The diatonic scales, on the other hand, are not only irregular (a mixture of whole steps and half steps), but also asymmetric (one sequence of two whole steps and another of three whole steps). This creates a tonal landscape that has a distinctive shape, and listeners can become familiar enough with this shape to orient themselves towards the tonic.

In major scales, for example, the tonic is the only note with a half step below it (the "leading tone") and another note a perfect fourth above it. A listener who hears these notes in proximity to each other is being given a subtle cue as to the tonality. However, it's an ambiguous cue: the song might be in a major key or it might be in the relative minor--or, for that matter, in any of the other (less common) diatonic scales that share the same set of notes but have different tonics.

So the shape of the scale is important, but in general it's not enough to convey the specific key to the listener.

Cadences and Other Tonal Cues

As we saw above, some scales provide tonal cues by the nature of their shape.
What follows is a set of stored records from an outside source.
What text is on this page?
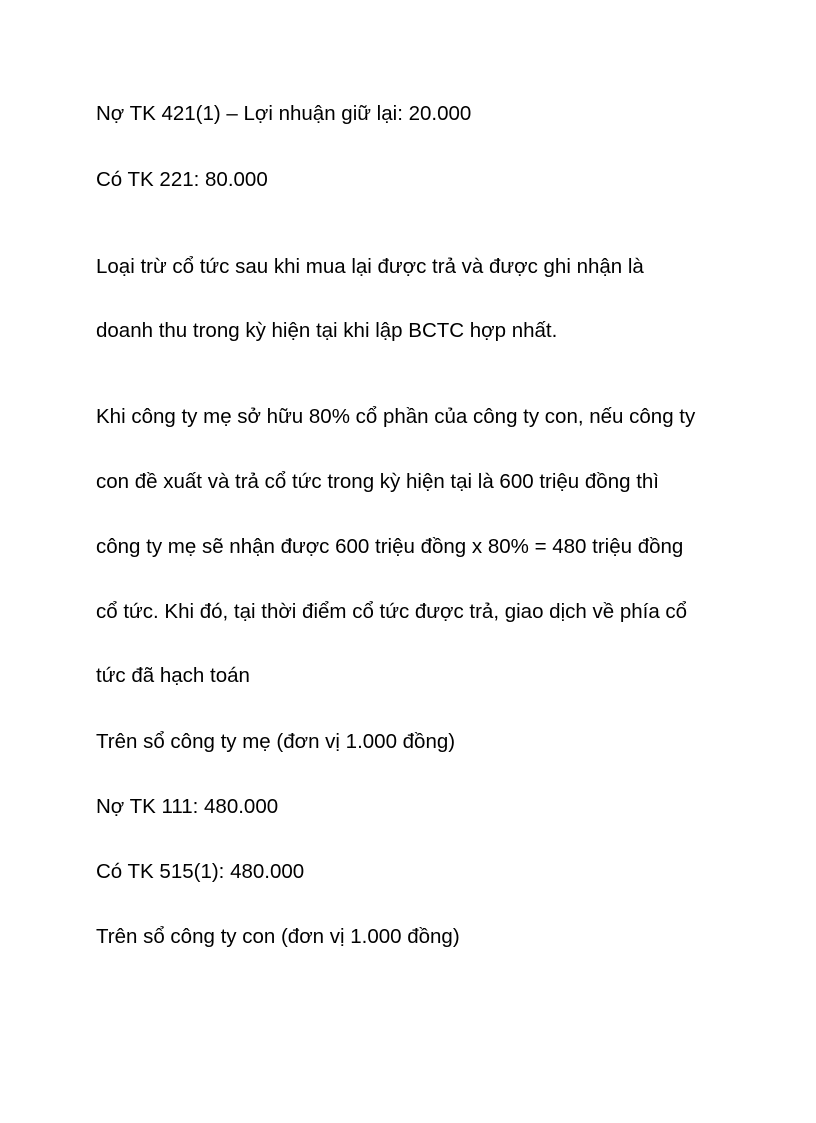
Nợ TK 421(1) – Lợi nhuận giữ lại: 20.000

Có TK 221: 80.000

Loại trừ cổ tức sau khi mua lại được trả và được ghi nhận là

doanh thu trong kỳ hiện tại khi lập BCTC hợp nhất.

Khi công ty mẹ sở hữu 80% cổ phần của công ty con, nếu công ty

con đề xuất và trả cổ tức trong kỳ hiện tại là 600 triệu đồng thì

công ty mẹ sẽ nhận được 600 triệu đồng x 80% = 480 triệu đồng

cổ tức. Khi đó, tại thời điểm cổ tức được trả, giao dịch về phía cổ

tức đã hạch toán

Trên sổ công ty mẹ (đơn vị 1.000 đồng)

Nợ TK 111: 480.000

Có TK 515(1): 480.000

Trên sổ công ty con (đơn vị 1.000 đồng)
A sequence of notes which reveals this shape is sometimes sufficient to signal the key for a listener.

In practice, however, common idioms are used to strengthen the sense of tonality and to distinguish among similar keys. For example, songs in Western Music nearly always begin and end with the tonic chord. Clearly this need not be the case, but violating this rule eliminates a very familiar tonal cue, and may disorient listeners.

In the interior of a song, there are idioms that commonly signal transition away from the tonic or back towards it. For example, the ii-V-I turnaround is a particular chord progression which so permeates modern Western music that it serves as a very strong signal of return-to-the-tonic. Listeners who have never heard the name of this idiom nonetheless are acclimated to its use, and so its appearance serves as a strong tonal cue for them.

The ii-V-I turnaround is an instance of the more general idea of cadences. A cadence is an idoimatic chord progression which signals movement relative to the tonic, and is used not only to establish key, but also to suggest to the listener where the musical piece is going. For example, if a song transitions into a new key, certain candences may be used to signal the change and orient the listener to the new key.

In summary, tonality is a fairly general concept, but any given implementation of it requires listeners who are familiar not only with the scales involved, but also the conventional cadences for each scale which are used to move relative to the tonic.

[Questions: What other features aid tonality? Are some diatonic scales more strongly tonal? Can any irregular, asymmetric scale evoke tonality? I'm not sure.]


We are now in a position to answer the questions posed in the introduction. These answers are simplistic, but at least they don't resort to saying "because that's the way it is." To me, this is progress.

Why do we have twelve notes per octave?

Because equal temperament allows for variety in modulation, and twelve-tone equal temperament does the best job of accommodating the older tuning systems that composers were used to.

Why do we have sharp and flat notes?

Because people were comfortable with the existing naming scheme for heptatonic scales, and rather than change it for 12-TET, they just augmented it.

Why do we have major and minor scales?

Because the ancient and influential diatonic tuning can be adapted into 12-TET in a variety of ways, but two of the forms in particular have caught on and come to dominate.

Why do we talk about what "key" a song is in? Why is that even a concept?

Tonality, or orienting the listener to a central, resolving tone, is a useful way to create tension and resolution, and so various systems for establishing tonality have developed over time. Scales that work well for establishing tonality have been preferred over those that don't, and conventions have been adopted that help orient listeners to specific tonalities.